Saturday. 4:05 a.m.
I arrived at Kitchen early, 7:25 p.m. The General Manager Ken Ebner was bent over his schedule book at the end of the bar and gave me a staccato nod. Arranged on the bar around him was a mobile telephone in its perforated leather holster, a hand-held computer, a red marble ashtray full of scotch mints, and a key ring, attached to a miniature vodka bottle. Ken often took up the ring, which was heavy with keys, twirled it around in his hand, and set it down noisily. I arrived at the same time as Mitch Manseau, another Security Assistant, who had a bruise on his cheek. The bartender Mary placed two pint glasses of ice water in front of us. Ken looked up from his schedule book and noticed Mitch’s bruise.
“He hit you first?” he asked.
“I wasn’t hit!” Mitch said. “I fell!”
Ken looked doubtful.
“My new girlfriend takes me jogging yesterday,” Mitch said. “She’s a personal trainer. A jogging freak. Runs marathons and triathlons! She’s like, ‘Okay muscleman, let’s see how you jog!’ So she takes me though the ravine. Not jogging. Full-out sprinting. I told her before we left: I’m like not a jogger. I don’t do cardio. I lift weights, I work out, but I don’t do cardio. So after 20 minutes of trying to keep up with her through valleys full of rocks, I slip on a rock and fall. She keeps running. I’m lying with my face in mud. She jogs back. ’What’s wrong?’ she asks. I’m like — once again — ‘I don’t do cardio.’ Then I puke!”
Midway through Mitch’s story, Ken began to play with his key ring, while swiftly and repeatedly consulting his hand-held computer. He punched a tiny button when the device emitted a just-audible grinding sound. “You meet her here?” Ken asked.
Mitch abruptly ceased drinking his water and coughed. “Meet who here?”
“Your new girlfriend who took you jogging when you fell on your face in the ravine. Did you meet her at Kitchen?”
“Yeah! Sure, I met her here. Friends with Carlo.”
“You guys are on shift,” said Ken.
Sunday. 3:50 a.m.
When I arrived home, Jennifer was watching TV with the sound turned off.
“You’re up late,” I said.
“I’m always up late. But still you say: ’You’re up late!’ every time you get home from work.”
“What are you watching?”
“I don’t know. Something stupid.”
Monday. 3:25 a.m.
Tonight a guy got past Mitch at the door, and did Ken ever get on Mitch’s back about it. You’d think that in a big club like Kitchen, patronized by thousands of dancers every weekend, mistakes might get lost in the sea of bodies, but it is not so. Ken had seen everything.

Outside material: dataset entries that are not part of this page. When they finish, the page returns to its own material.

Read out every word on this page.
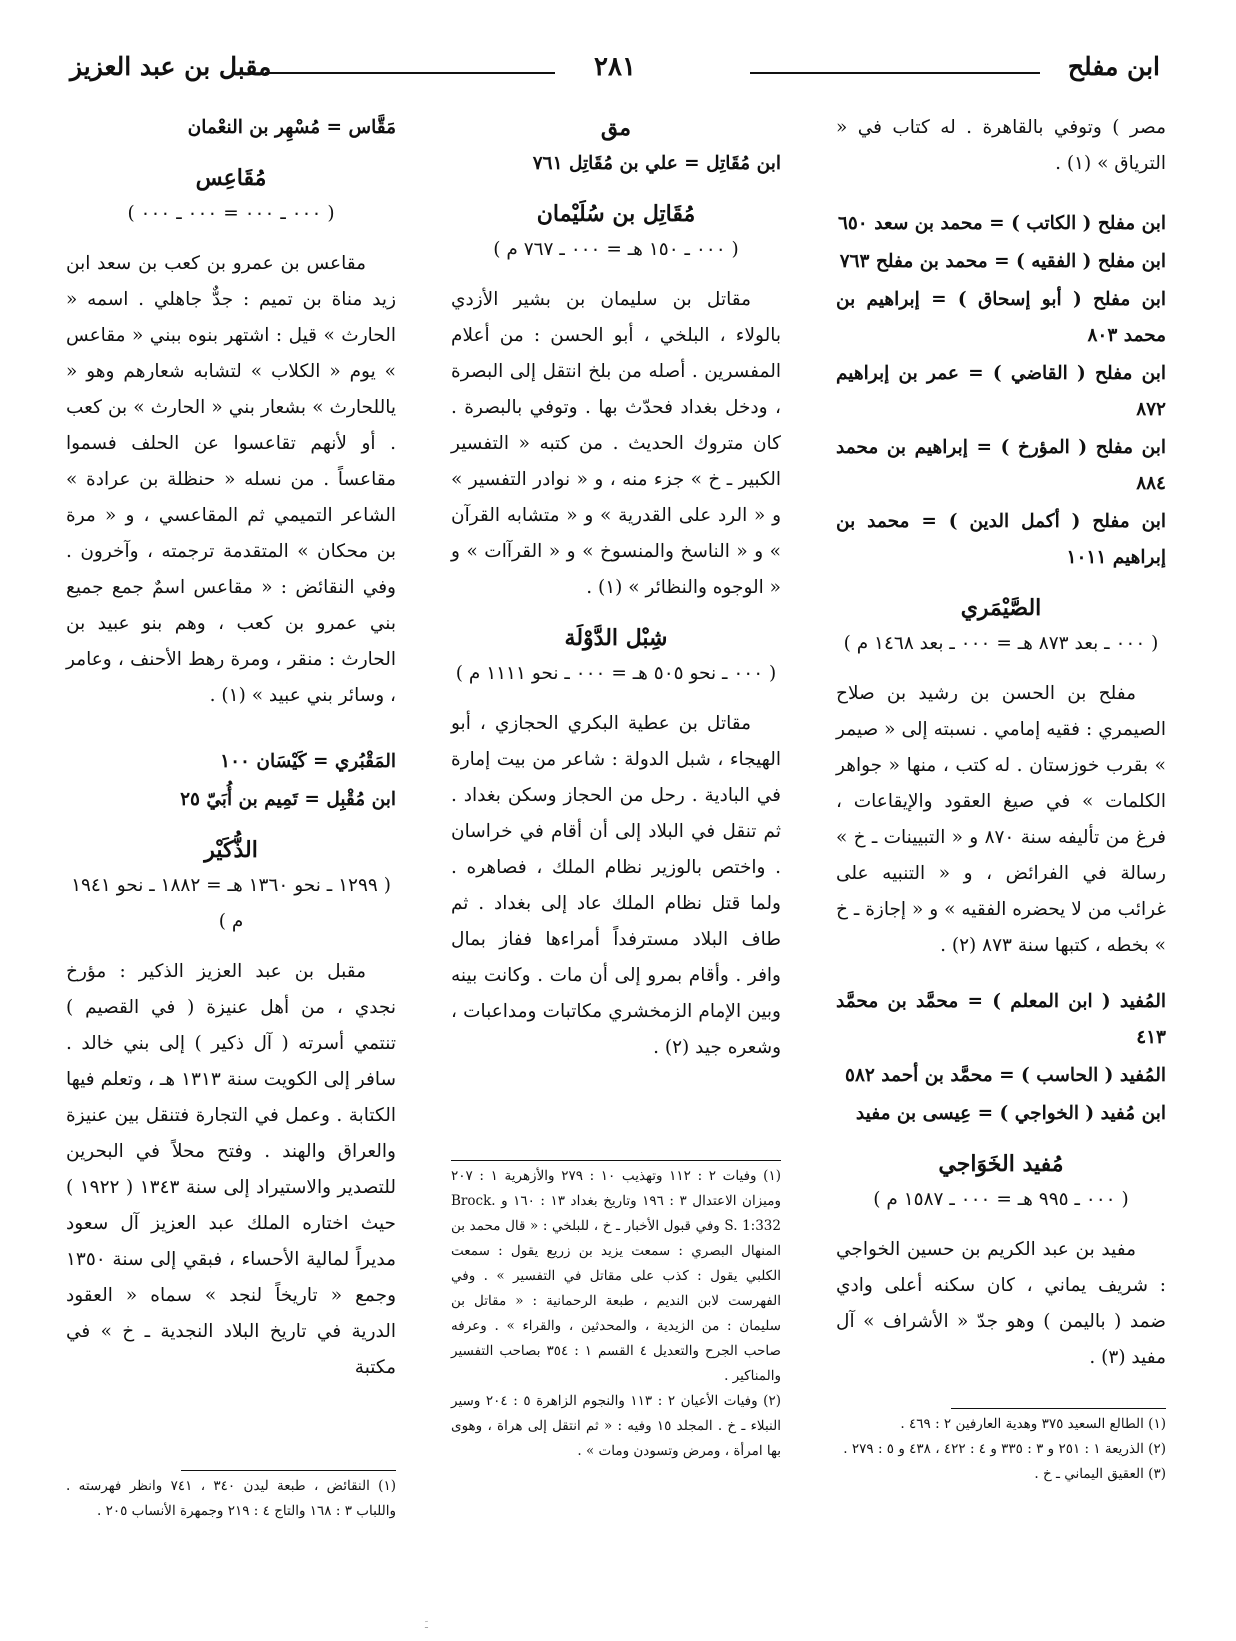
ابن مفلح
٢٨١
مقبل بن عبد العزيز

مصر ) وتوفي بالقاهرة . له كتاب في « الترياق » (١) .

ابن مفلح ( الكاتب ) = محمد بن سعد ٦٥٠

ابن مفلح ( الفقيه ) = محمد بن مفلح ٧٦٣

ابن مفلح ( أبو إسحاق ) = إبراهيم بن محمد ٨٠٣

ابن مفلح ( القاضي ) = عمر بن إبراهيم ٨٧٢

ابن مفلح ( المؤرخ ) = إبراهيم بن محمد ٨٨٤

ابن مفلح ( أكمل الدين ) = محمد بن إبراهيم ١٠١١

الصَّيْمَري
( ٠٠٠ ـ بعد ٨٧٣ هـ = ٠٠٠ ـ بعد ١٤٦٨ م )

مفلح بن الحسن بن رشيد بن صلاح الصيمري : فقيه إمامي . نسبته إلى « صيمر » بقرب خوزستان . له كتب ، منها « جواهر الكلمات » في صيغ العقود والإيقاعات ، فرغ من تأليفه سنة ٨٧٠ و « التبيينات ـ خ » رسالة في الفرائض ، و « التنبيه على غرائب من لا يحضره الفقيه » و « إجازة ـ خ » بخطه ، كتبها سنة ٨٧٣ (٢) .

المُفيد ( ابن المعلم ) = محمَّد بن محمَّد ٤١٣

المُفيد ( الحاسب ) = محمَّد بن أحمد ٥٨٢

ابن مُفيد ( الخواجي ) = عِيسى بن مفيد

مُفيد الخَوَاجي
( ٠٠٠ ـ ٩٩٥ هـ = ٠٠٠ ـ ١٥٨٧ م )

مفيد بن عبد الكريم بن حسين الخواجي : شريف يماني ، كان سكنه أعلى وادي ضمد ( باليمن ) وهو جدّ « الأشراف » آل مفيد (٣) .

(١) الطالع السعيد ٣٧٥ وهدية العارفين ٢ : ٤٦٩ .

(٢) الذريعة ١ : ٢٥١ و ٣ : ٣٣٥ و ٤ : ٤٢٢ ، ٤٣٨ و ٥ : ٢٧٩ .

(٣) العقيق اليماني ـ خ .

مق

ابن مُقَاتِل = علي بن مُقَاتِل ٧٦١

مُقَاتِل بن سُلَيْمان
( ٠٠٠ ـ ١٥٠ هـ = ٠٠٠ ـ ٧٦٧ م )

مقاتل بن سليمان بن بشير الأزدي بالولاء ، البلخي ، أبو الحسن : من أعلام المفسرين . أصله من بلخ انتقل إلى البصرة ، ودخل بغداد فحدّث بها . وتوفي بالبصرة . كان متروك الحديث . من كتبه « التفسير الكبير ـ خ » جزء منه ، و « نوادر التفسير » و « الرد على القدرية » و « متشابه القرآن » و « الناسخ والمنسوخ » و « القرآات » و « الوجوه والنظائر » (١) .

شِبْل الدَّوْلَة
( ٠٠٠ ـ نحو ٥٠٥ هـ = ٠٠٠ ـ نحو ١١١١ م )

مقاتل بن عطية البكري الحجازي ، أبو الهيجاء ، شبل الدولة : شاعر من بيت إمارة في البادية . رحل من الحجاز وسكن بغداد . ثم تنقل في البلاد إلى أن أقام في خراسان . واختص بالوزير نظام الملك ، فصاهره . ولما قتل نظام الملك عاد إلى بغداد . ثم طاف البلاد مسترفداً أمراءها ففاز بمال وافر . وأقام بمرو إلى أن مات . وكانت بينه وبين الإمام الزمخشري مكاتبات ومداعبات ، وشعره جيد (٢) .

(١) وفيات ٢ : ١١٢ وتهذيب ١٠ : ٢٧٩ والأزهرية ١ : ٢٠٧ وميزان الاعتدال ٣ : ١٩٦ وتاريخ بغداد ١٣ : ١٦٠ و Brock. S. 1:332 وفي قبول الأخبار ـ خ ، للبلخي : « قال محمد بن المنهال البصري : سمعت يزيد بن زريع يقول : سمعت الكلبي يقول : كذب على مقاتل في التفسير » . وفي الفهرست لابن النديم ، طبعة الرحمانية : « مقاتل بن سليمان : من الزيدية ، والمحدثين ، والقراء » . وعرفه صاحب الجرح والتعديل ٤ القسم ١ : ٣٥٤ بصاحب التفسير والمناكير .

(٢) وفيات الأعيان ٢ : ١١٣ والنجوم الزاهرة ٥ : ٢٠٤ وسير النبلاء ـ خ . المجلد ١٥ وفيه : « ثم انتقل إلى هراة ، وهوى بها امرأة ، ومرض وتسودن ومات » .

مَقَّاس = مُسْهِر بن النعْمان

مُقَاعِس
( ٠٠٠ ـ ٠٠٠ = ٠٠٠ ـ ٠٠٠ )

مقاعس بن عمرو بن كعب بن سعد ابن زيد مناة بن تميم : جدٌّ جاهلي . اسمه « الحارث » قيل : اشتهر بنوه ببني « مقاعس » يوم « الكلاب » لتشابه شعارهم وهو « ياللحارث » بشعار بني « الحارث » بن كعب . أو لأنهم تقاعسوا عن الحلف فسموا مقاعساً . من نسله « حنظلة بن عرادة » الشاعر التميمي ثم المقاعسي ، و « مرة بن محكان » المتقدمة ترجمته ، وآخرون . وفي النقائض : « مقاعس اسمٌ جمع جميع بني عمرو بن كعب ، وهم بنو عبيد بن الحارث : منقر ، ومرة رهط الأحنف ، وعامر ، وسائر بني عبيد » (١) .

المَقْبُري = كَيْسَان ١٠٠

ابن مُقْبِل = تَمِيم بن أُبَيّ ٢٥

الذُّكَيْر
( ١٢٩٩ ـ نحو ١٣٦٠ هـ = ١٨٨٢ ـ نحو ١٩٤١ م )

مقبل بن عبد العزيز الذكير : مؤرخ نجدي ، من أهل عنيزة ( في القصيم ) تنتمي أسرته ( آل ذكير ) إلى بني خالد . سافر إلى الكويت سنة ١٣١٣ هـ ، وتعلم فيها الكتابة . وعمل في التجارة فتنقل بين عنيزة والعراق والهند . وفتح محلاً في البحرين للتصدير والاستيراد إلى سنة ١٣٤٣ ( ١٩٢٢ ) حيث اختاره الملك عبد العزيز آل سعود مديراً لمالية الأحساء ، فبقي إلى سنة ١٣٥٠ وجمع « تاريخاً لنجد » سماه « العقود الدرية في تاريخ البلاد النجدية ـ خ » في مكتبة

(١) النقائض ، طبعة ليدن ٣٤٠ ، ٧٤١ وانظر فهرسته . واللباب ٣ : ١٦٨ والتاج ٤ : ٢١٩ وجمهرة الأنساب ٢٠٥ .

ـَ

After we closed, Ken bawled Mitch out in front of everyone. Even Mary ceased cashing out the bar to listen.
This was Ken:
“He paid no cover, Mitch, and he stayed here the whole night. I found him at 1:36 a.m. and had Carlo throw him out. He lied about being on the guest list, got past you, talked his way into the DJ booth. He also got several of his friends past you. I saw them dancing in a circle, radiating violently toward other dancers. It’s known as swarming, Mitch. On the Kitchen dance floor! How did it happen, Mitch?”
“I don’t know, Ken!” Mitch looked around at the rest of us. “They all had those plastic card things around their necks.”
Ken ignored him. “You know what this kind of negligence leads to?” He stood erect, his phone and hand-held computer clamped to his belt. He wore baggy khakis and a silk golf shirt. His arms extended fully at his sides; one hand looked about to grip an invisible gun from a holster, while the other held his key ring, with its miniature vodka bottle, delicately between thumb and forefinger. Ken looked at us. The keys did not rattle. “That’s right,” he said. “It leads to out-of-control dance floor swarming.”
“Everybody familiar with a midtown club called Boiler Room? Does everybody remember Boiler Room, August 20, 1998? No? Don’t remember? Memory a little foggy? Well, I guess that means you weren’t at Boiler Room, on August 20, 1998, because if you had been, you’d remember 10:10 p.m., on August 20, 1998, at Boiler Room.
“Their night staff let known dance floor swarmers — a whole gang of them — through the doors. Now, this gang wasn’t that smart. These gentlemen came in separately, instead of all at the same time. Is that smart? It’s not dumb, but it’s not that smart either. Point is, Boiler Room Security Assistants did not keep their eyes on these gentlemen. They did not realize that they were a gang of swarmers.
“Anyway, that gang commences with a dance floor swarm. They radiate violently. At 12:50 a.m., police were called in. They shut the place down. Ambulances arrived. Six Boiler Room patrons are treated for serious dance floor injuries due to swarming. City shuts Boiler Room down. Victims sue management.”
We stood in silence. We had forgotten about Mitch’s mistake and so, it seemed, had Ken. He shook his key ring at us, as if it were a handkerchief and he was sending us off with a grudging blessing and best wishes.